New Delhi: A Parliamentary panel has recommended formation of a new committee to consider afresh specific areas of environmental policy after it found the objections raised by experts on the proposals of a high-level committee constituted to review green laws as "valid".
The Standing Committee on Science and Technology and Environment and Forest in its report said three months given to the high-level committee (HLC) to review six green laws was "too short" and there was no cogent reason for hurrying through with the report without comprehensive and meaningful consultations with stakeholders.
"An impression should not be created that a committee, whose constitution and jurisdiction are itself in doubt, has been used to tinker with established law and policy."
"Should the government wish to consider specific areas of environmental policy afresh, it may consider appointing another committee by following established procedures," the committee chaired by former union minister Ashwani Kumar said.
It further said that the new committee should comprise of acclaimed experts in the field who should be given enough time to enter into comprehensive consultations with all stakeholders so that the recommendations were credit worthy and well considered which is not the case with the recommendations of the HLC under review.
The Environment Ministry had in August last year formed a HLC headed by TSR Subramanian to review six key green laws concerning protection and conservation of environment, forest, wildlife, water and air.
The HLC had submitted its report in November last and the recommendations witnessed widespread criticism as it was hurriedly prepared and lacked consultations.

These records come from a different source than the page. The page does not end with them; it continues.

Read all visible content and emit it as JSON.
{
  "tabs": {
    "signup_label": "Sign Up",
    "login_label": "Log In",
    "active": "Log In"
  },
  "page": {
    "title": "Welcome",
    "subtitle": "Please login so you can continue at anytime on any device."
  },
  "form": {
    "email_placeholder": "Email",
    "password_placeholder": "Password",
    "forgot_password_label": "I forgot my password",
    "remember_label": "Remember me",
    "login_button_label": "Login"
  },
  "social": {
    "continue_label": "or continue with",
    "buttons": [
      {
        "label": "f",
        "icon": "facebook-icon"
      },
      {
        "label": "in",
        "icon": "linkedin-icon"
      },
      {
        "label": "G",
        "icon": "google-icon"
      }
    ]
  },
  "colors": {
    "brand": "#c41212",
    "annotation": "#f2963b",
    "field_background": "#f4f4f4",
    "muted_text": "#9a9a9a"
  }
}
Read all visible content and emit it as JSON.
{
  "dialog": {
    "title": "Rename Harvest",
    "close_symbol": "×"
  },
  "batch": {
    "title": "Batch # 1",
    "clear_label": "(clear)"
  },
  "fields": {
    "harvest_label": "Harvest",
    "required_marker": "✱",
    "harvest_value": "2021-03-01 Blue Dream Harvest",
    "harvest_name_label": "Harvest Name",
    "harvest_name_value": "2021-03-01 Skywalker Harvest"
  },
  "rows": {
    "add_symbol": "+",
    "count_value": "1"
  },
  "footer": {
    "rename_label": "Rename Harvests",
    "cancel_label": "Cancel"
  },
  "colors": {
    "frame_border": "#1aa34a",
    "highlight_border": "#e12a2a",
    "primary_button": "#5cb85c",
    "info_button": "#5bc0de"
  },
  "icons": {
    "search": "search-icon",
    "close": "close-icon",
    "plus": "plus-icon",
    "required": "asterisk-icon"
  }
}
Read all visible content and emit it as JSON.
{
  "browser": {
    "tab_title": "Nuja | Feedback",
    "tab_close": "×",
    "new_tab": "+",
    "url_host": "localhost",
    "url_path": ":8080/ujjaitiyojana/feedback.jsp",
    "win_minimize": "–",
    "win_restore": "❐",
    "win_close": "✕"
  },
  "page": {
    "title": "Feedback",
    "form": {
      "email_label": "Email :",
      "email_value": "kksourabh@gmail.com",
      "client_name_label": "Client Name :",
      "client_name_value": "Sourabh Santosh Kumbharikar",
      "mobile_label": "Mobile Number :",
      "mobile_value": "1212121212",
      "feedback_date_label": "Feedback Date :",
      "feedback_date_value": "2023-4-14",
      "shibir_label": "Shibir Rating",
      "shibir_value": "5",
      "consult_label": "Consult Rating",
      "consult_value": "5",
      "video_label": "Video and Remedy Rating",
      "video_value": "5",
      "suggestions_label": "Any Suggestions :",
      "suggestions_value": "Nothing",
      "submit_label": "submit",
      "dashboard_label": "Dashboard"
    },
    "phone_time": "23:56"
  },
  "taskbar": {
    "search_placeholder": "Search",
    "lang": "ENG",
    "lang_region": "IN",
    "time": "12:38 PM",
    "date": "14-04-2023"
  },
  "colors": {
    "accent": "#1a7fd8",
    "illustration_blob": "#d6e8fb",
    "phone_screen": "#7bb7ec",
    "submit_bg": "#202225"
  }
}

These laws include Environment (Protection) Act, 1986, Forest (Conservation) Act, 1980, Wildlife (Protection) Act, 1972, the Water (Prevention and Control of Pollution) Act, 1974, the Air (Prevention and Control of Pollution) Act, 1981 and Indian Forest Act 1927. The Parliamentary panel asked Environment Ministry instead of proceeding with the implementation of the HLC recommendations, it should give due consideration to the views and objections raised by the stakeholders.
"Some of the essential recommendations of the HLC has been doubted and would result in unacceptable dilution of existing legal and policy architecture established to protect our environment," the committee said.
The committee said while deposing before it, almost all the representatives of civil societies, NGOs and experts expressed "serious reservations" on the HLC's recommendations.
The committee noted that while an objection was raised with regard to composition of HLC as none of the members had any expertise in the field of environment and wildlife, further objections were raised whether the Environment Ministry was empowered to constitute an HLC.
It was also submitted that HLC did not hold "enough and adequate" public hearings to elicit public views as only a few select groups were invited. It was noted that although the HLC recommended a new law - Environment Laws Management Act but how will it be harmonised with present environment protection act as well as water and air act is still to be worked out.
The committee in its report said that the recommendations of HLC will not empower regulatory agencies to safeguard environment but in many cases the HLC report will lead to multiplicity of institutions and authorities with little strength in the institutions.
Another objection raised during the deposition was that the HLC report had not holistically addressed the issue of rooting out arbitrariness from the process of enforcement and the recommendations do not touch upon the challenge posed by lack of institutional capacity on part of the regulatory and enforcement institutions to monitor the enforcement of existing laws.
Another objection raised by the stakeholders said that the HLC report was silent on ways to ensure greater public participation in strengthening and securing environment.